5

In my program:

//Put this code in a separate header file.
struct _S1;
typedef struct {int unused;} * RETVAL;

typedef RETVAL (*MyFunc) (void* result, void* ctx, struct _P1* s);
typedef struct _S1 {
    struct _S1 *parent;
    MyFunc f1;
} S1;

//In cpp file, include the above header file.

I get the following warning:

warning: ‘_S1’ has a field ‘_S1::f1’ whose type uses the anonymous namespace [enabled by default]
 typedef struct _S1 {
            ^

What is the meaning of this warning? What is the result of this warning in my code? How to get rid of this warning?

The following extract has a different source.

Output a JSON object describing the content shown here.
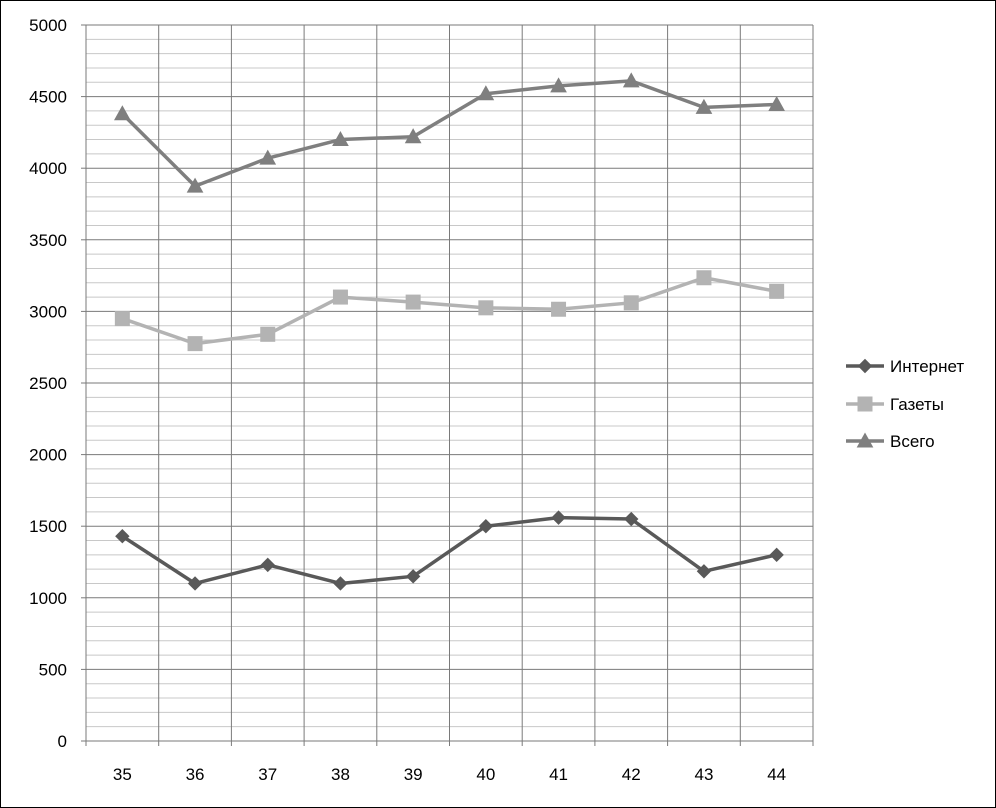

I am compiling on gcc on Linux.

7
  • 2
    I get no errors on GCC 4.9, it might be a bug in whatever version you're using unless the error is related to the context in which you're using it. Also _S1 is a reserved identifier, and you don't need to typedef struct in c++. Commented Jul 25, 2014 at 4:43
  • 1
    Looks like an old bug, what version of GCC are you using? Commented Jul 25, 2014 at 4:48
  • @user657267: Sorry for the inconvenience, see the edit. This code must reproduce the warning. Commented Jul 25, 2014 at 4:55
  • No warnings here, even with -Wall -Wextra -Wpedantic, again what version of GCC are you using? Run g++ -v. Commented Jul 25, 2014 at 4:57
  • @user657267 I do see the warning, with the exact code in the question now, with GCC versions 4.5.4, 4.6.4, 4.7.4, 4.8.3, 4.9.1, no special warning flags needed. If you don't, I suspect either your GCC is really old, or you're missing something important in your test. Commented Jul 25, 2014 at 5:02

1 Answer 1

7

The fact that you put your type definitions in a header strongly suggests that you want multiple source files to use that header, and to use those types.

But if multiple source files include that header, they each get their own version of RETVAL, because of the anonymous struct you're using. Yet at the same time, _S1 would be the same type across all source files. That's not possible.

Traditional compilers don't care about this: they don't perform whole-program optimisations. More modern compilers do, and they need to be able to tell whether two type definitions are really the same type. In order for them to be able to tell, your code has to be very accurate.

The simplest solution is to give your anonymous struct a name. A named struct is the same type across all source files, and so is a pointer to a named struct.